The computer graphics and special effects are far less than stellar. In the many scenes that occur during the relentless Germany firebombing of Britain, the audience can practically see the green screen being used – reminiscent of Leonardo DiCaprio and Kate Winslet on the deck of the Titanic. However, this flaw is the only negative aspect of the film.

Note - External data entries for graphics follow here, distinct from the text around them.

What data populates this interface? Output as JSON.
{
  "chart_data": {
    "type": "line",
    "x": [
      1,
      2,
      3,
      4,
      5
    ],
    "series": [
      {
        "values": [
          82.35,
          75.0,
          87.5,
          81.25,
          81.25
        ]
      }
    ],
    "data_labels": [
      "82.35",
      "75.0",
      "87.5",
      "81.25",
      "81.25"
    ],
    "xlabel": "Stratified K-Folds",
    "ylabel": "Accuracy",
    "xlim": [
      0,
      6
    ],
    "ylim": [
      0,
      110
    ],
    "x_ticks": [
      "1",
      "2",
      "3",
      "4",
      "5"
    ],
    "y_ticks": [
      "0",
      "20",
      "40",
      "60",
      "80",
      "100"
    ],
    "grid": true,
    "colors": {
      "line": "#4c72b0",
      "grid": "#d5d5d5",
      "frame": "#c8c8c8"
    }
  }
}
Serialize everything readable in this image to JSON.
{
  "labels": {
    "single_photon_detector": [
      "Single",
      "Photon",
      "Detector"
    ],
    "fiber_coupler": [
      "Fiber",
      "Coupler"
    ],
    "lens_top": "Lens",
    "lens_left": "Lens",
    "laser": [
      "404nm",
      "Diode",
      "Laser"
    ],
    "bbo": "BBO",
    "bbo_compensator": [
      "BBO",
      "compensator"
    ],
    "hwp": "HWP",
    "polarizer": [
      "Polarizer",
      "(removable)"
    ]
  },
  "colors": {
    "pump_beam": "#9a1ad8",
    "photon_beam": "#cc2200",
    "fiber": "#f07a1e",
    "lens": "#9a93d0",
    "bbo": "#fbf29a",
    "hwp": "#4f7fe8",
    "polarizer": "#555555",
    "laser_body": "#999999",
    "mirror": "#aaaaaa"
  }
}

The chemistry achieved on screen by stars Dench and Hoskins is very powerful, yet frustrating at the same time. The characters are both so strikingly similar that you keep rooting for the two to end up together. They are also at the front of a truly talented cast. A new face for American audiences, Will Young does an incredible job providing the film’s comedic relief, while at the same time providing the emotional depth needed in this chapter of Europe’s past. Young also takes the helm, singing and dancing on the film’s many music numbers. He successfully holds his own against the seasoned veteran Dench. Also not to be outdone is Kelly Reilly, fresh off her appearance as Caroline Bingley in “Pride and Prejudice.” She adds a realistic venerability to her normally witty and rather icy character of the lead showgirl Maureen.
Finally, the dialogue in the movie is incredible, further enhanced by the stellar timing of the talented cast. No one is safe – the French, the Americans and the even the British stars have no problems poking fun at themselves. The good-humored jabs at the stereotypical British reserve provide many of the biggest laughs throughout the film.
“Mrs. Henderson Presents” has one thing that has been missing from many of the recent studio epics: heart. The leading performers and the talented newcomers combine to give witty, courageous performances to reflect this dark period in British history. While it may initially appear to be a chick flick (after all, with the exception of the James Bond series, which Dame Judy film isn’t?) it encompasses much more. With the magic combination of tasteful nudity, history and musical numbers, this movie should appeal to a wide variety of moviegoers.
“Mrs. Henderson Presents” will be in theaters on Christmas Day.
This article appeared in the December 8, 2005 issue of the Hatchet.